Republicans backtrack on Affordable Care Act protections
After years of trying to repeal and replace the Affordable Care Act, some Republicans are now backtracking and trying to convince their constituents ahead of the November 2018 midterm elections that the lawmakers were not out to end the law's insurance protections for patients with pre-existing conditions.
Rep. Pete Sessions, R-Texas, chairman of the House Rules Committee, is one the latest Republicans to make the claim, introducing legislation last week he said would preserve the pre-existing conditions protections.
In 2013, Sessions said he was leading the charge to fully repeal the ACA, which he called a "train wreck."
Sessions also was among the Republicans who voted last year in favor of the House repeal-and-replace bill, which would have permitted states to receive waivers that would allow insurers to charge more for patients with pre-existing conditions — legislation that was never adopted by the Senate.
Last week, the Cook Political Report called the race for the 32nd district in Texas a toss-up between Sessions and his Democratic challenger Colin Allred.
Rep. Dana Rohrabacher, R-Calif., also in a toss-up race, according to Cook, is another Republican who voted to repeal the ACA but is now saying he wants to ensure pre-existing conditions protections remain in place.
Last week, he released an ad saying that for him, the pre-existing conditions issue was personal because his daughter, who is featured in the commercial, was a leukemia survivor.
One of the most striking political ads from a Republican came last week from Missouri Attorney General Josh Hawley, who is trying to unseat Democrat Sen.

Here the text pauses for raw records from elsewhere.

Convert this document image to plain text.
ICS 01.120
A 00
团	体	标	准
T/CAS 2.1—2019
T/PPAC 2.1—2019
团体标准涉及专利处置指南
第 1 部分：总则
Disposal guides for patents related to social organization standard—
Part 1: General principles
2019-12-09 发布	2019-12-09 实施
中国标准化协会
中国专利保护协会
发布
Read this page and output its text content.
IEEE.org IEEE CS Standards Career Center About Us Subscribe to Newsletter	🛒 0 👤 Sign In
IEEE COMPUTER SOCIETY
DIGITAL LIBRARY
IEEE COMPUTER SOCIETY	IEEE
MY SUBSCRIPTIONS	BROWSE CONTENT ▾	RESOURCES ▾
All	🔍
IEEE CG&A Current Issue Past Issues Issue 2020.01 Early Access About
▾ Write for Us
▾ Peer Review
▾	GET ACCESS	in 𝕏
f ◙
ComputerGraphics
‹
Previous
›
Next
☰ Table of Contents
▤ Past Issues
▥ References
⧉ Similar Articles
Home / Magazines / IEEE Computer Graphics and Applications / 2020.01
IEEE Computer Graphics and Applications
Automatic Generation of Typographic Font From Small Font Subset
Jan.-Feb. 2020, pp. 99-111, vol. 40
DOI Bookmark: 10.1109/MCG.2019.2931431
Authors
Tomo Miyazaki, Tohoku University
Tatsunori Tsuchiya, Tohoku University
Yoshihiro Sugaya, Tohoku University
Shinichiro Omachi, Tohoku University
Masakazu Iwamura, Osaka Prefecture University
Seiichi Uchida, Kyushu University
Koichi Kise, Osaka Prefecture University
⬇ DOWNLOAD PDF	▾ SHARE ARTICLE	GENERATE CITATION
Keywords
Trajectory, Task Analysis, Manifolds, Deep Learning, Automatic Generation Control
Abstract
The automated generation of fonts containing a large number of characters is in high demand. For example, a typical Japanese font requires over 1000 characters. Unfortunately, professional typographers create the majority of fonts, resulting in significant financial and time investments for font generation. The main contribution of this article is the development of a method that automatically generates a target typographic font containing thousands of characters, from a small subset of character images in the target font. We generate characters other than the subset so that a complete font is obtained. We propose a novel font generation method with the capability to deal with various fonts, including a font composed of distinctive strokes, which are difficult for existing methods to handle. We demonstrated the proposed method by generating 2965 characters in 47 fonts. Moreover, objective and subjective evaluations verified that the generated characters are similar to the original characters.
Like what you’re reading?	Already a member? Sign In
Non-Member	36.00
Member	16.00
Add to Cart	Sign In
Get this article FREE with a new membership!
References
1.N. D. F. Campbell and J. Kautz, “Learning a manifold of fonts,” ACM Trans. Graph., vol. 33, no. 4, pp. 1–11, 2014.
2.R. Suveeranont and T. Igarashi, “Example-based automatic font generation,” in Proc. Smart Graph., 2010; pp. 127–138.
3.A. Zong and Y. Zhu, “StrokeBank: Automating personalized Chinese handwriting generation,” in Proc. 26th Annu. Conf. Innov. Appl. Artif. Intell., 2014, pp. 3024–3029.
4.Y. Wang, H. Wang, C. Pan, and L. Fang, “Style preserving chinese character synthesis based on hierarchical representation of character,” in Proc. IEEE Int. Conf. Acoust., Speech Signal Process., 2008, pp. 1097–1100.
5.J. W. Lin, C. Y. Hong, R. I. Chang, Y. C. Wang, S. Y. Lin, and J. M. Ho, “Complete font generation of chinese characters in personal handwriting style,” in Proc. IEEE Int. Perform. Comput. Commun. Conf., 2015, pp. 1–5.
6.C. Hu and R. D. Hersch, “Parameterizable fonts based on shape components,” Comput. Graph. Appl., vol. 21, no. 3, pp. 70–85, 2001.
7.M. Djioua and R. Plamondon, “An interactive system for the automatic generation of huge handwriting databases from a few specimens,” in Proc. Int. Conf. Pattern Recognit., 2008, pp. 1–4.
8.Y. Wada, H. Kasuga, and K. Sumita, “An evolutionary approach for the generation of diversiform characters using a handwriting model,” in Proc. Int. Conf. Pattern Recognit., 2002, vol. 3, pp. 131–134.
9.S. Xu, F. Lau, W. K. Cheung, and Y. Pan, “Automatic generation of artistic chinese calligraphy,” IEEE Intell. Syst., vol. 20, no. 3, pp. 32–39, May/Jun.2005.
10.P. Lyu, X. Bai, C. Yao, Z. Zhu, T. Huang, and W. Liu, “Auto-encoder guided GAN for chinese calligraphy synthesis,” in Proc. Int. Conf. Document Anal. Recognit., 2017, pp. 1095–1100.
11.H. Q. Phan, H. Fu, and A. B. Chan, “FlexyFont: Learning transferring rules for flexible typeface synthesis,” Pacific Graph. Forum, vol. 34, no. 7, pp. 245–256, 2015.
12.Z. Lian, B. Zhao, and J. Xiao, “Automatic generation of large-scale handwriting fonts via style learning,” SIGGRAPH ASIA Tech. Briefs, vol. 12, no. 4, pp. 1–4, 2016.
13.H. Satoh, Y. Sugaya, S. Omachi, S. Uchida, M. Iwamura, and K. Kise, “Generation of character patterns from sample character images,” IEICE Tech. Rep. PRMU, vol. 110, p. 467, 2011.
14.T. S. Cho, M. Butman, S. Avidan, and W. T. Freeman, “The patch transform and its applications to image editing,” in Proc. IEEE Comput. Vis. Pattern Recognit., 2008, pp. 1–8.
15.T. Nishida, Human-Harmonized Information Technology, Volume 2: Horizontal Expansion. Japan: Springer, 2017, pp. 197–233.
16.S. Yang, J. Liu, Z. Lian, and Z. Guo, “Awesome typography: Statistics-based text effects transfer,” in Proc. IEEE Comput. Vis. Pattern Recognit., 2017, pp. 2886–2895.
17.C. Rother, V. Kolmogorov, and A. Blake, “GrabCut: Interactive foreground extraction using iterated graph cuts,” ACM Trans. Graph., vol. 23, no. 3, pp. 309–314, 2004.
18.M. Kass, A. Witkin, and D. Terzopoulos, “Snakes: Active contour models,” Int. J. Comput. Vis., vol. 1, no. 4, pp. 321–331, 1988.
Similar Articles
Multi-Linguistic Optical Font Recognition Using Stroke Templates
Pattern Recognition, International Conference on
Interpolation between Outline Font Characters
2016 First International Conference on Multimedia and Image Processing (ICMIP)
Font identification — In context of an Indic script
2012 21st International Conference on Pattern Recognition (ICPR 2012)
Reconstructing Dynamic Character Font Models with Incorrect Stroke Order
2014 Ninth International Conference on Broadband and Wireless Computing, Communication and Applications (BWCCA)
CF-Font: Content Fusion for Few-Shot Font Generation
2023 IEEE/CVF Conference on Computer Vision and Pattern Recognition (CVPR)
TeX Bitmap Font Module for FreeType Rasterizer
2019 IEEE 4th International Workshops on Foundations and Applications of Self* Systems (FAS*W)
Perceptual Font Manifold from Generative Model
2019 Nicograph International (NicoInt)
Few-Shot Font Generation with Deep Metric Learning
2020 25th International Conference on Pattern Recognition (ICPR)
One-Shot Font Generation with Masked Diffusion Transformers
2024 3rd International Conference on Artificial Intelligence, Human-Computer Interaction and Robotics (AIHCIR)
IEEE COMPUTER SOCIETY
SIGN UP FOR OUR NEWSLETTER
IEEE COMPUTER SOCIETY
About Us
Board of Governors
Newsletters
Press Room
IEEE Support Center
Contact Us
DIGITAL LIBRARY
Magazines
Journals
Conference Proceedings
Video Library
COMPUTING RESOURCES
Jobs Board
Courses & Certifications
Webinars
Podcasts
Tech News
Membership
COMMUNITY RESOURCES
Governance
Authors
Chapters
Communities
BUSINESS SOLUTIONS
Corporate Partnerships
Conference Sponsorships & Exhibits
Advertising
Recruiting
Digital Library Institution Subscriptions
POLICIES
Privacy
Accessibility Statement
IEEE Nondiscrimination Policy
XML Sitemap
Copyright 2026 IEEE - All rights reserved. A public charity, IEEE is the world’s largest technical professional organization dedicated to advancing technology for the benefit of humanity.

Claire McCaskill.
Hawley is among 20 Republican attorneys general challenging the constitutionality of the ACA, particularly the pre-existing conditions protections, in a lawsuit currently before the U.S. District Court for the Northern District of Texas.
But in his ad, Hawley told Missouri voters the pre-existing conditions issue hits home for him, since he has a son with a rare disease.
"I support forcing insurance companies to cover all pre-existing conditions," he declared in his ad.
Cook's latest ratings also put the McCaskill-Hawley contest at a toss-up.
In recent weeks, Trump has insisted it was the Republicans who have been working to save the pre-existing conditions protections and said the Democrats were trying to end them — a claim Politifact deemed "Pants on Fire" on Oct. 5, meaning it was false.
In late August, a group of Republican senators introduced legislation aimed at ensuring that health insurance plans remained available to Americans with pre-existing medical conditions if the Texas lawsuit invalidated the ACA's protections.
But Larry Levitt, senior vice president for health reform at the nonpartisan, nonprofit Kaiser Family Foundation, said the bill was "something of a mirage," because it would still permit insurers to exclude paying for treatments and services associated with pre-existing conditions.